Ici je parle d'exemple qui se sont produits, mais on pourrait très bien s'attendre à un abandon dans le futur de service comme Google Play Livres, Google étant un habitué des fermetures de service, indépendamment du volume d'utilisateur (on peut en voir une bonne liste ici https://killedbygoogle.com/ ou ici https://gcemetery.co/). Dans le même temps on fait la plupart du temps le choix de suivre ces plateformes, car on pourrait très bien ne pas utiliser ces services.

Un problème de pérennité

Il faut être conscient qu'on est dans une ère où le dématérialisé est partout. Qu'on le veuille ou non. Exemple très simple : j'ai tendance à acheter tous mes jeux-vidéos en édition physique, mais je sais aussi que la plupart des jeux sont mis à jours et parfois sont inutilisable sans ces mises à jours, parfois les jeux ne sont tout bonnement même pas présent sur la cartouche / le disque.

Là-dessus quand je compare les consoles actuelles et les vieilles consoles ça me rend triste. Quid des générations à venir qui ne pourront sans doute jamais jouer à certains jeux qui n'existe qu'en dématérialisé et qui auront été perdus ? Quid des cartouches qui seront inutilisables ? On ne pourra pas dans 10 ans, 15 ans, 20 ans acheter une Nintendo Switch et acheter quelques cartouches au hasard pour tester des vieux jeux comme certains comme moi le font avec des Gameboy ou même des consoles moins diffusé comme la Wonderswan, la Watara Supervision ou même la NeoGeo Pocket… On est déjà dans ce cas-là sur PSP, Vita et PS3 : https://www.actugaming.net/ps-store-liste-jeux-ps3-psp-vita-disparaitre-404075/

Que faire ?

Déjà je pense qu'il faut être conscient qu'on ne fait que de la location longue durée lorsqu'on achète un jeu en dématérialisé la plupart du temps ; que la durée de cette location dépend unilatéralement de la plateforme; que l'argent l'argent qu'on investit dans ces achats est doublement perdu : on l'a échangé contre un bien immatériel et on ne peut pas le revendre.
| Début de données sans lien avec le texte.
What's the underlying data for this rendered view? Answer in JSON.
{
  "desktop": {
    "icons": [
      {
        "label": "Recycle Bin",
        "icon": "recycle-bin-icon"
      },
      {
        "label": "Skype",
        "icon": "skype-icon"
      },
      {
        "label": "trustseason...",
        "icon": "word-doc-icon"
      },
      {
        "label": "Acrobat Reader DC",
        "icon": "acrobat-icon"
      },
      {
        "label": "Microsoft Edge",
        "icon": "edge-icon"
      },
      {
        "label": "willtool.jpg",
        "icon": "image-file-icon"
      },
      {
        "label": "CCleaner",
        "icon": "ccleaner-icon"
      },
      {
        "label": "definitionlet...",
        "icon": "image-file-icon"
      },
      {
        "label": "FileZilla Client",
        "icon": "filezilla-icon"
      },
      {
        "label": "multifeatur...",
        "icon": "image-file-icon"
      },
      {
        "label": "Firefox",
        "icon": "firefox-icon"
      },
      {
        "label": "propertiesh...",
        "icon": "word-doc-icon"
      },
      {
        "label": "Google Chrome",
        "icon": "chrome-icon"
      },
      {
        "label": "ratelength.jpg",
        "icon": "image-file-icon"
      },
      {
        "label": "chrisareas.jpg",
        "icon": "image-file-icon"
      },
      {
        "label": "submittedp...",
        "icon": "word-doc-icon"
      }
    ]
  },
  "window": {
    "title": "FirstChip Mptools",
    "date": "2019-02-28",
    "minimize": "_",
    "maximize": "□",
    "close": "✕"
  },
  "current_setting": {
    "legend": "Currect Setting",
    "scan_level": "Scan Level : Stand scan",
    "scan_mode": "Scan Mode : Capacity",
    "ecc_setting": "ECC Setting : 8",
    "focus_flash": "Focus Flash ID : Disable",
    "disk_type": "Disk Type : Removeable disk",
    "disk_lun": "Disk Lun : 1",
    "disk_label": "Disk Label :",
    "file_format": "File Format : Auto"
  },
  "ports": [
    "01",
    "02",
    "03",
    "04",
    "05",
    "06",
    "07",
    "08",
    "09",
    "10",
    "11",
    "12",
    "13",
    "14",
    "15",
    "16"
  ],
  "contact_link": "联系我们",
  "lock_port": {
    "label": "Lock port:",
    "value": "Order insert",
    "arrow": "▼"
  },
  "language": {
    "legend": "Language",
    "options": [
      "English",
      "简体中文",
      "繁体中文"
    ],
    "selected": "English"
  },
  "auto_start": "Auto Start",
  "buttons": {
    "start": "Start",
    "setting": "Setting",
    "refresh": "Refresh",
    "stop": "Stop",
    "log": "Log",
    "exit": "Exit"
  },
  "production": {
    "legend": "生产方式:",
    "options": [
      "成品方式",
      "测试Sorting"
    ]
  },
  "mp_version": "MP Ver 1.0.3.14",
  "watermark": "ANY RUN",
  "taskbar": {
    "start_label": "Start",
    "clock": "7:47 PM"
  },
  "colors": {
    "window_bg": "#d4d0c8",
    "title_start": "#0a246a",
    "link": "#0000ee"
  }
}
Il reste deux choix face à ça :

  • accepter les limites de ces services en pleine conscience
  • les remplacer par des alternatives

En termes de remplacement à part favoriser l'achat de jeux en physique avec un gros disque dur / une grosse carte mémoire pour les mises à jours / installation je n'ai pas trop de solution. Pour certains services en ligne comme Spotify ou Deezer, j'ai de mon côté opté pour Sonerezh une alternative autohébergé, mais il existe d'autres solutions.